Spanish press berates both sides after Catalan violence
Newspapers across Spain warned Monday that the country has been "deeply torn apart" and "we have all lost" after the violence that marred Catalonia's independence referendum, denouncing the actions of both the region's separatist leaders and the central government.
Centre-left newspaper El Pais said Sunday's events were a "disaster for our country... for the fate of our democracy and for the stability and future of the system of co-existence we have had for nearly 40 years," referring to the 1978 constitution Spain adopted three years after the death of dictator Francisco Franco.
The newspaper denounced the "xenophobic arrogance" of Catalan leader Carles Puigdemont and the "absolute incapacity of (prime minister) Mariano Rajoy to handle the problem since the start of this crisis".
"Rajoy declared (the referendum) a failure, but his strategy of waiting then sending in the police proved to be perhaps an even greater failure," said centre-right newspaper El Mundo.
Even the conservative ABC newspaper criticised Rajoy's strategy: "It is very difficult to say that yesterday's violence will have a lower cost than invoking Article 155 of the constitution," which would have suspended the powers of Catalonia's regional government.
But ABC said "the use of force has been legitimate, proportionate and necessary" and the aim of the Catalan leaders was not to "celebrate a referendum but provoke an occupation on the Catalan streets... to seek confrontation with the state and the fracturing of Catalonia".
"There was not a referendum in Catalonia worthy of the name, because it was illegal," ABC said.
Catalan newspaper La Vanguardia at least partly agreed, saying "there was not a referendum worthy of the name in Catalonia yesterday".
"The tear is deep.
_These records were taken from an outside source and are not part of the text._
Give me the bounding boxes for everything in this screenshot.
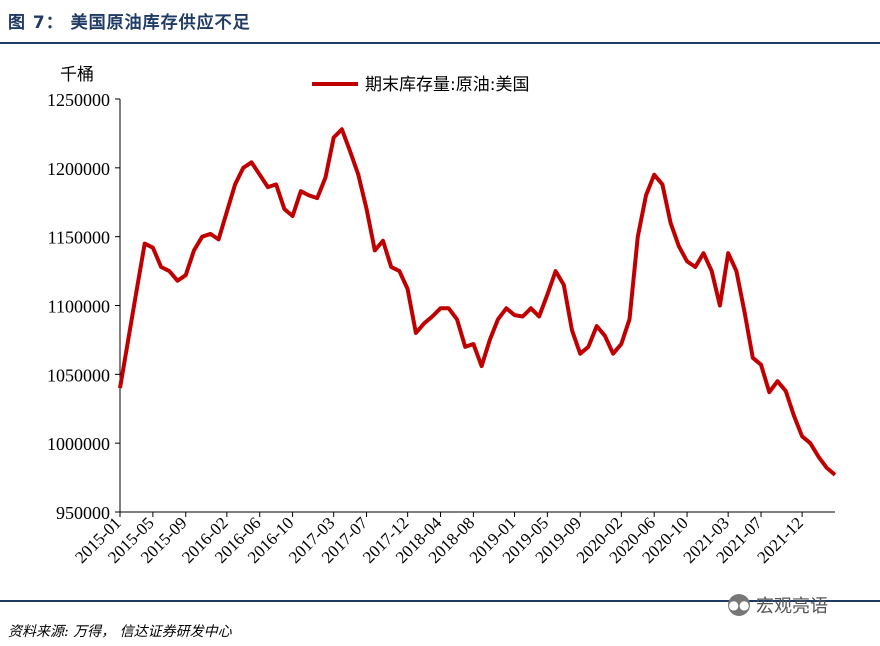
x-axis-ticks: 2015-012015-052015-092016-022016-062016-… (71, 512, 807, 567)
legend-label: 期末库存量:原油:美国 (365, 75, 529, 95)
chart-legend: 期末库存量:原油:美国 (312, 75, 529, 95)
y-axis-unit-label: 千桶 (60, 65, 94, 85)
y-tick-label: 1100000 (48, 297, 110, 317)
y-axis-ticks: 950000 1000000 1050000 1100000 1150000 120000… (47, 90, 120, 523)
y-tick-label: 1000000 (47, 434, 110, 454)
y-tick-label: 950000 (56, 503, 110, 523)
watermark-text: 宏观亮语 (756, 596, 828, 617)
series-line (118, 127, 837, 477)
y-tick-label: 1050000 (47, 365, 110, 385)
figure-title: 图 7： 美国原油库存供应不足 (8, 13, 251, 33)
top-rule (0, 42, 880, 44)
y-tick-label: 1150000 (48, 228, 110, 248)
y-tick-label: 1250000 (47, 90, 110, 110)
source-note: 资料来源: 万得， 信达证券研发中心 (8, 624, 232, 640)
axes (119, 99, 835, 513)
bottom-rule (0, 600, 880, 602)
wechat-icon: ●● (728, 594, 750, 616)
y-tick-label: 1200000 (47, 159, 110, 179)
watermark: ●● 宏观亮语 (728, 592, 828, 618)
x-tick-label: 2021-12 (753, 513, 807, 567)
The situation is serious. We have all lost," the paper said.
After what happened on Sunday, "does anyone really believe that independence has been weakened? And worse, more difficult days and tense incidents are to come," wrote La Vanguardia's Marius Carol.
Madrid newspapers also criticised Catalan's regional police, the Mossos d'Esquadra, with ABC and El Mundo labelling their actions "treason".
"If the Mossos had stopped the polling booths from opening as they were ordered, the job would not have been done by the national police and the Guardia Civil, which would have saved us from many of the lamentable scenes seen around the world," El Pais said.
Catalan newspaper El Periodico predicted there will soon be a "unilateral proclamation of the Catalan Republic," followed by a "strong response from the state" in which "all Catalans and the institutions that allow autonomy in the region will pay the consequences".